A Consumer Electronics Named Entity Recognizer using NLTK by Sujit Pal.
From the post:
Some time back, I came across a question someone asked about possible approaches to building a Named Entity Recognizer (NER) for the Consumer Electronics (CE) industry on LinkedIn’s Natural Language Processing People group. I had just finished reading the NLTK Book and had some ideas, but I wanted to test my understanding, so I decided to build one. This post describes this effort.
The approach is actually quite portable and not tied to NLTK and Python, you could, for example, build a Java/Scala based NER using components from OpenNLP and Weka using this approach. But NLTK provides all the components you need in one single package, and I wanted to get familiar with it, so I ended up using NLTK and Python.
The idea is that you take some Consumer Electronics text, mark the chunks (words/phrases) you think should be Named Entities, then train a (binary) classifier on it. Each word in the training set, along with some features such as its Part of Speech (POS), Shape, etc is a training input to the classifier. If the word is part of a CE Named Entity (NE) chunk, then its trained class is True otherwise it is False. You then use this classifier to predict the class (CE NE or not) of words in (previously unseen) text from the Consumer Electronics domain.
Should help with mining data for “entities” (read “subjects” in the topic map sense) for addition to your topic map.

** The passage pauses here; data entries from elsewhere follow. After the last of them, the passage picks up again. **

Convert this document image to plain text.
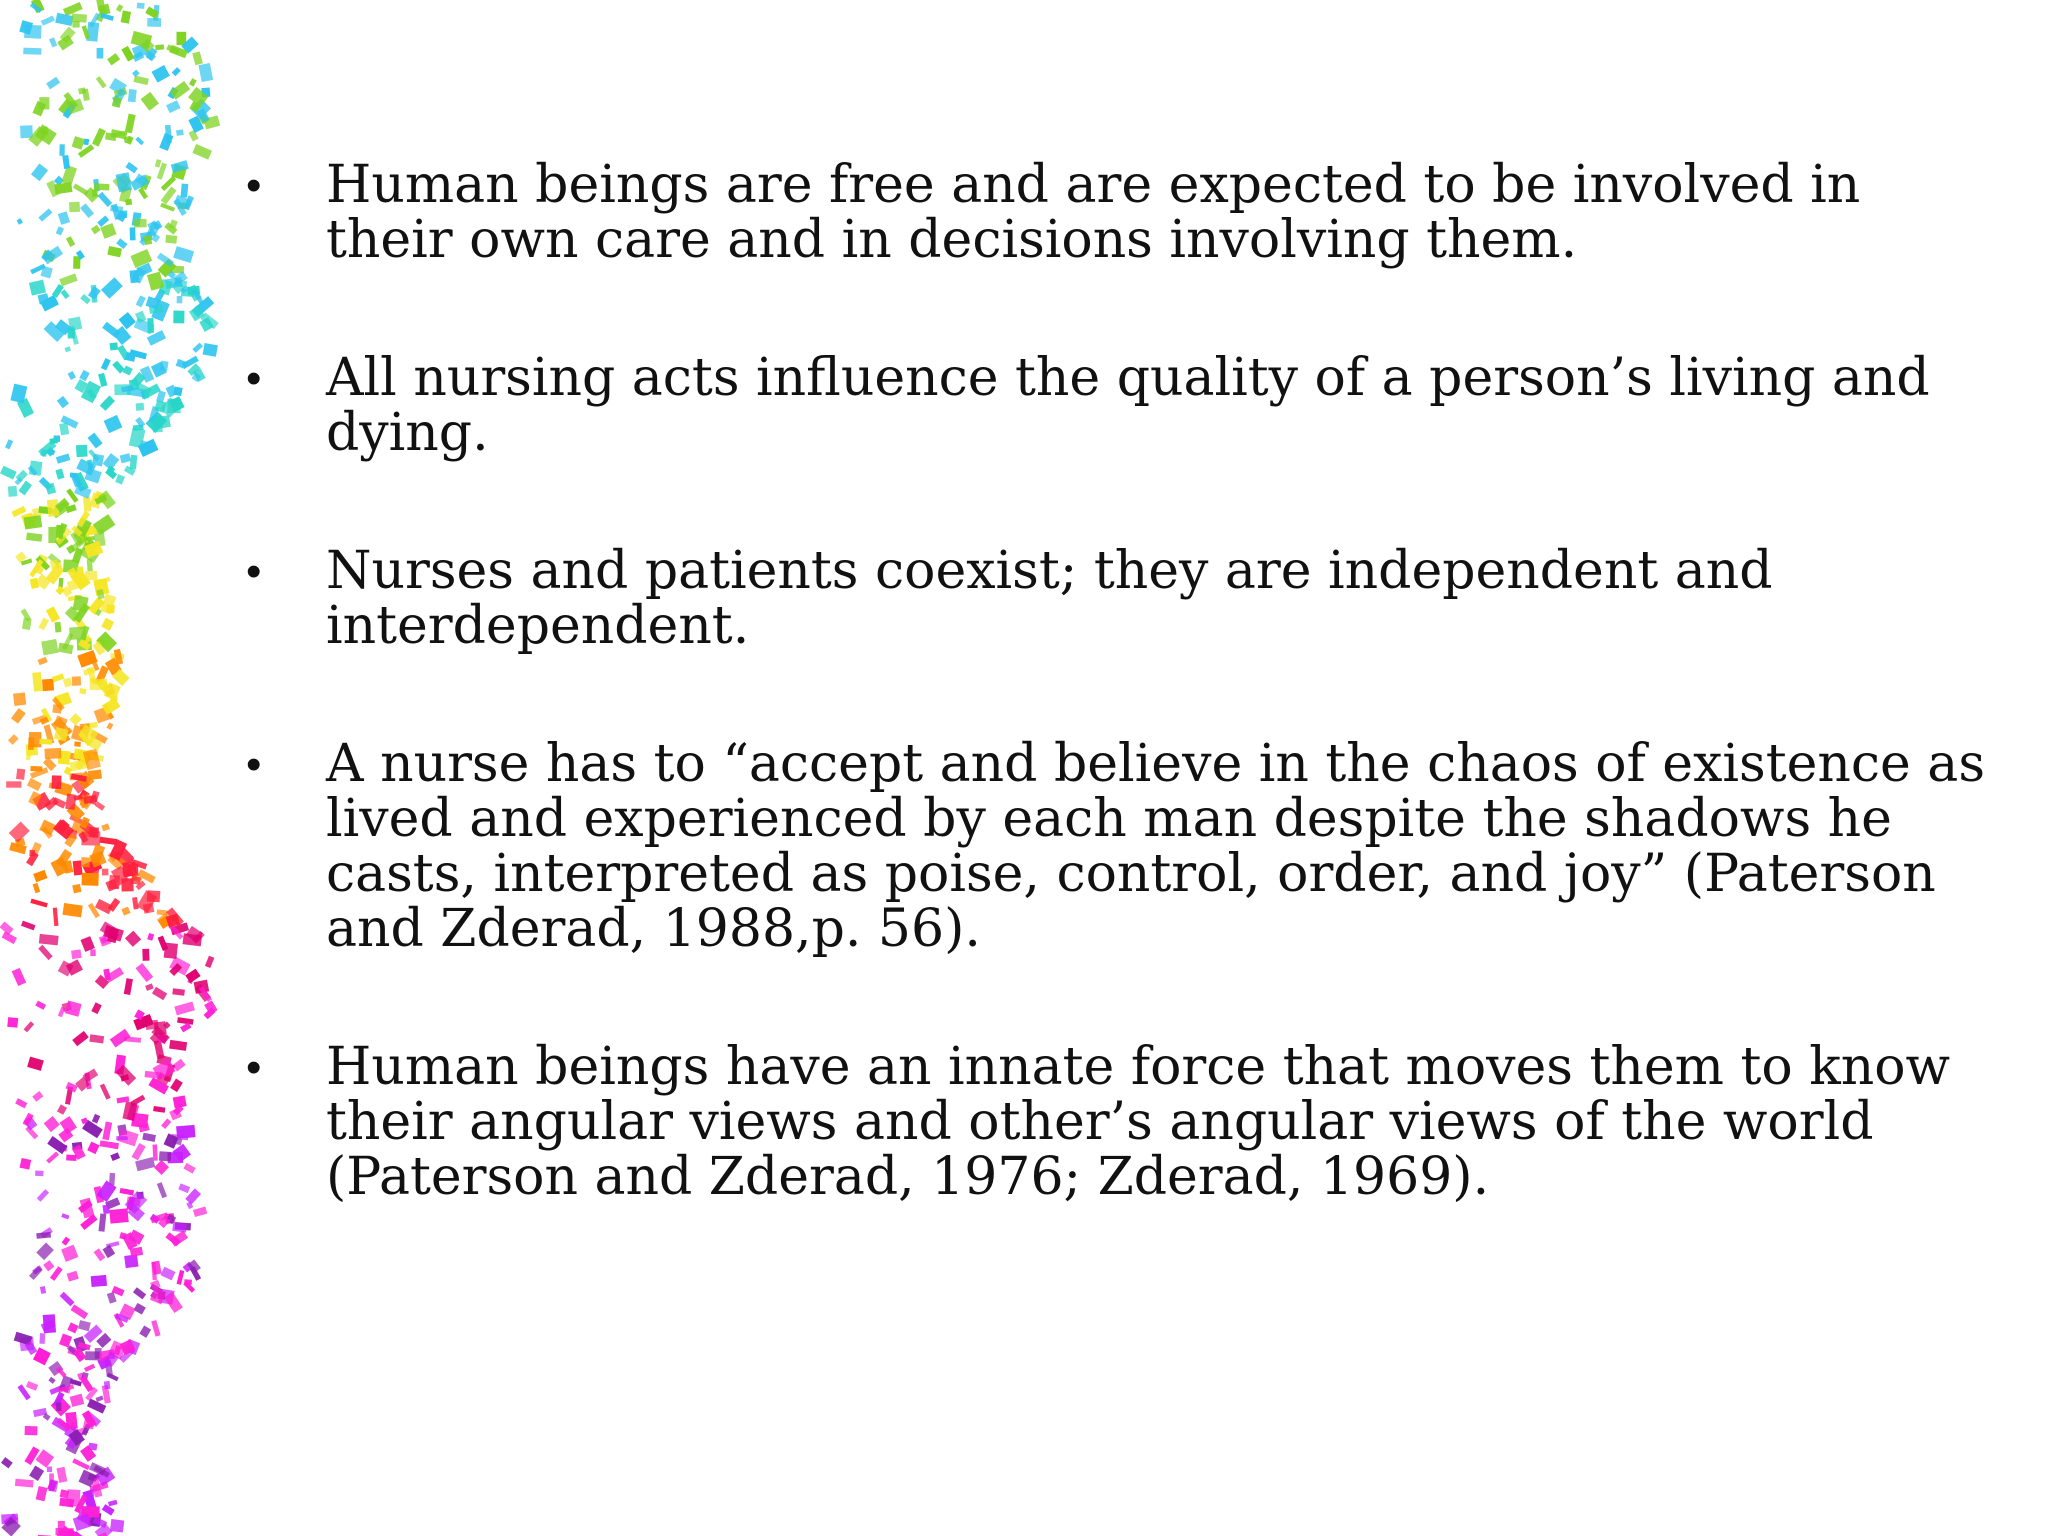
• Human beings are free and are expected to be involved in their own care and in decisions involving them.
• All nursing acts influence the quality of a person’s living and dying.
• Nurses and patients coexist; they are independent and interdependent.
• A nurse has to “accept and believe in the chaos of existence as lived and experienced by each man despite the shadows he casts, interpreted as poise, control, order, and joy” (Paterson and Zderad, 1988,p. 56).
• Human beings have an innate force that moves them to know their angular views and other’s angular views of the world (Paterson and Zderad, 1976; Zderad, 1969).
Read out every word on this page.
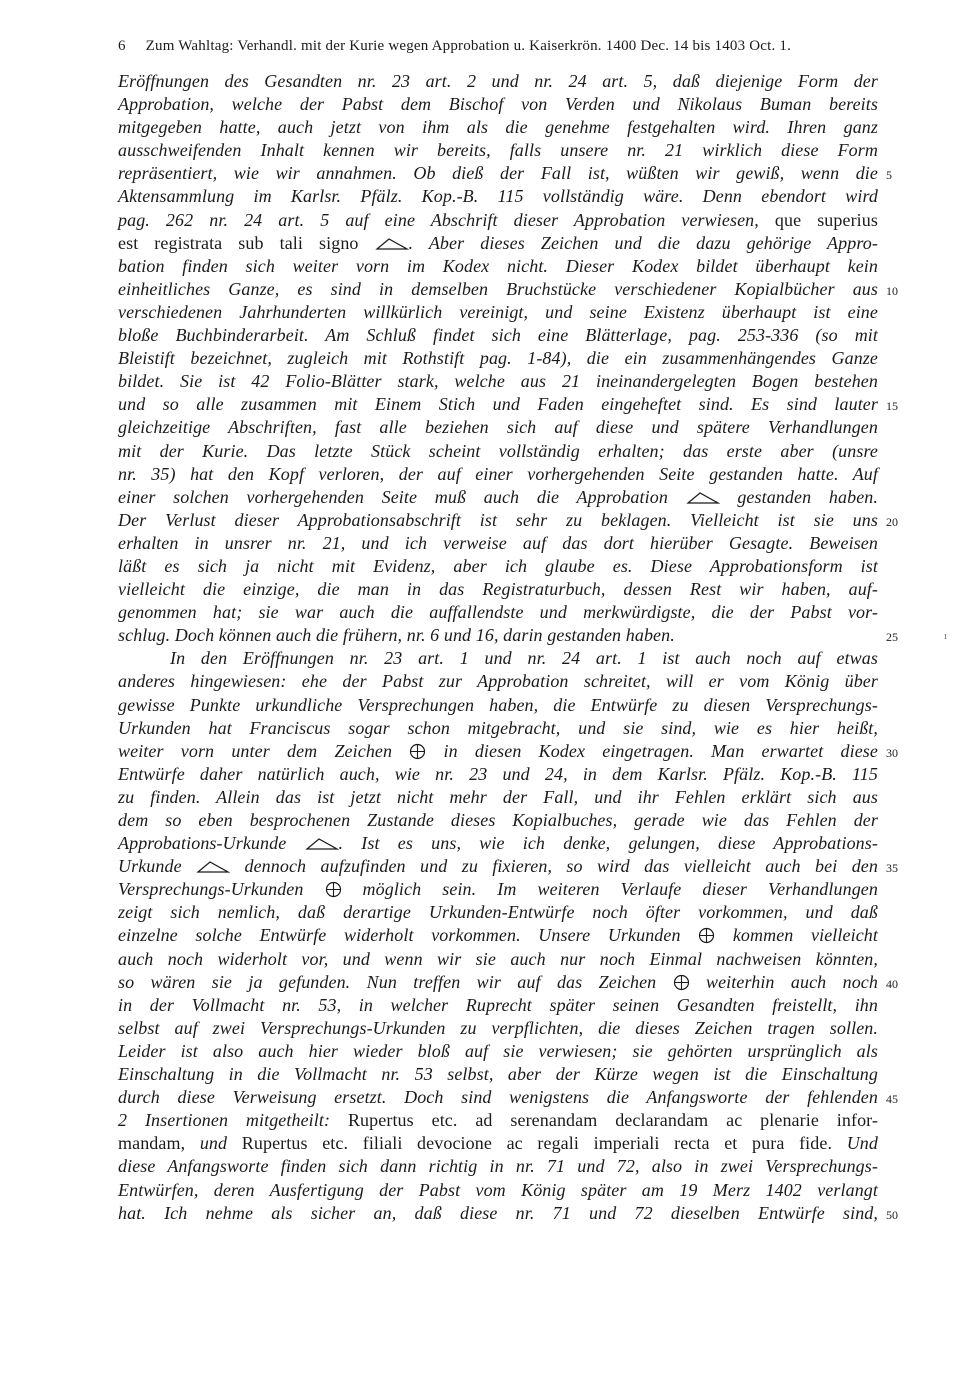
6 Zum Wahltag: Verhandl. mit der Kurie wegen Approbation u. Kaiserkrön. 1400 Dec. 14 bis 1403 Oct. 1.
Eröffnungen des Gesandten nr. 23 art. 2 und nr. 24 art. 5, daß diejenige Form der
Approbation, welche der Pabst dem Bischof von Verden und Nikolaus Buman bereits
mitgegeben hatte, auch jetzt von ihm als die genehme festgehalten wird. Ihren ganz
ausschweifenden Inhalt kennen wir bereits, falls unsere nr. 21 wirklich diese Form
repräsentiert, wie wir annahmen. Ob dieß der Fall ist, wüßten wir gewiß, wenn die
Aktensammlung im Karlsr. Pfälz. Kop.-B. 115 vollständig wäre. Denn ebendort wird
pag. 262 nr. 24 art. 5 auf eine Abschrift dieser Approbation verwiesen, que superius
est registrata sub tali signo . Aber dieses Zeichen und die dazu gehörige Appro-
bation finden sich weiter vorn im Kodex nicht. Dieser Kodex bildet überhaupt kein
einheitliches Ganze, es sind in demselben Bruchstücke verschiedener Kopialbücher aus
verschiedenen Jahrhunderten willkürlich vereinigt, und seine Existenz überhaupt ist eine
bloße Buchbinderarbeit. Am Schluß findet sich eine Blätterlage, pag. 253-336 (so mit
Bleistift bezeichnet, zugleich mit Rothstift pag. 1-84), die ein zusammenhängendes Ganze
bildet. Sie ist 42 Folio-Blätter stark, welche aus 21 ineinandergelegten Bogen bestehen
und so alle zusammen mit Einem Stich und Faden eingeheftet sind. Es sind lauter
gleichzeitige Abschriften, fast alle beziehen sich auf diese und spätere Verhandlungen
mit der Kurie. Das letzte Stück scheint vollständig erhalten; das erste aber (unsre
nr. 35) hat den Kopf verloren, der auf einer vorhergehenden Seite gestanden hatte. Auf
einer solchen vorhergehenden Seite muß auch die Approbation  gestanden haben.
Der Verlust dieser Approbationsabschrift ist sehr zu beklagen. Vielleicht ist sie uns
erhalten in unsrer nr. 21, und ich verweise auf das dort hierüber Gesagte. Beweisen
läßt es sich ja nicht mit Evidenz, aber ich glaube es. Diese Approbationsform ist
vielleicht die einzige, die man in das Registraturbuch, dessen Rest wir haben, auf-
genommen hat; sie war auch die auffallendste und merkwürdigste, die der Pabst vor-
schlug. Doch können auch die frühern, nr. 6 und 16, darin gestanden haben.
In den Eröffnungen nr. 23 art. 1 und nr. 24 art. 1 ist auch noch auf etwas
anderes hingewiesen: ehe der Pabst zur Approbation schreitet, will er vom König über
gewisse Punkte urkundliche Versprechungen haben, die Entwürfe zu diesen Versprechungs-
Urkunden hat Franciscus sogar schon mitgebracht, und sie sind, wie es hier heißt,
weiter vorn unter dem Zeichen  in diesen Kodex eingetragen. Man erwartet diese
Entwürfe daher natürlich auch, wie nr. 23 und 24, in dem Karlsr. Pfälz. Kop.-B. 115
zu finden. Allein das ist jetzt nicht mehr der Fall, und ihr Fehlen erklärt sich aus
dem so eben besprochenen Zustande dieses Kopialbuches, gerade wie das Fehlen der
Approbations-Urkunde . Ist es uns, wie ich denke, gelungen, diese Approbations-
Urkunde  dennoch aufzufinden und zu fixieren, so wird das vielleicht auch bei den
Versprechungs-Urkunden  möglich sein. Im weiteren Verlaufe dieser Verhandlungen
zeigt sich nemlich, daß derartige Urkunden-Entwürfe noch öfter vorkommen, und daß
einzelne solche Entwürfe widerholt vorkommen. Unsere Urkunden  kommen vielleicht
auch noch widerholt vor, und wenn wir sie auch nur noch Einmal nachweisen könnten,
so wären sie ja gefunden. Nun treffen wir auf das Zeichen  weiterhin auch noch
in der Vollmacht nr. 53, in welcher Ruprecht später seinen Gesandten freistellt, ihn
selbst auf zwei Versprechungs-Urkunden zu verpflichten, die dieses Zeichen tragen sollen.
Leider ist also auch hier wieder bloß auf sie verwiesen; sie gehörten ursprünglich als
Einschaltung in die Vollmacht nr. 53 selbst, aber der Kürze wegen ist die Einschaltung
durch diese Verweisung ersetzt. Doch sind wenigstens die Anfangsworte der fehlenden
2 Insertionen mitgetheilt: Rupertus etc. ad serenandam declarandam ac plenarie infor-
mandam, und Rupertus etc. filiali devocione ac regali imperiali recta et pura fide. Und
diese Anfangsworte finden sich dann richtig in nr. 71 und 72, also in zwei Versprechungs-
Entwürfen, deren Ausfertigung der Pabst vom König später am 19 Merz 1402 verlangt
hat. Ich nehme als sicher an, daß diese nr. 71 und 72 dieselben Entwürfe sind,
ı
5
10
15
20
25
30
35
40
45
50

I did puzzle over the suggestion for improvement that reads:
Another idea is to not do reference resolution during tagging, but instead postponing this to a second stage following entity recognition. That way, the references will be localized to the text under analysis, thus reducing false positives.
Post-authoring reference resolution might benefit from that approach.
But, if references were resolved by authors during the creation of a text, such as the insertion of Wikipedia references for entities, a different result would be obtained.
In those cases, assuming the author of a text is identified, they can be associated with a particular set of reference resolutions.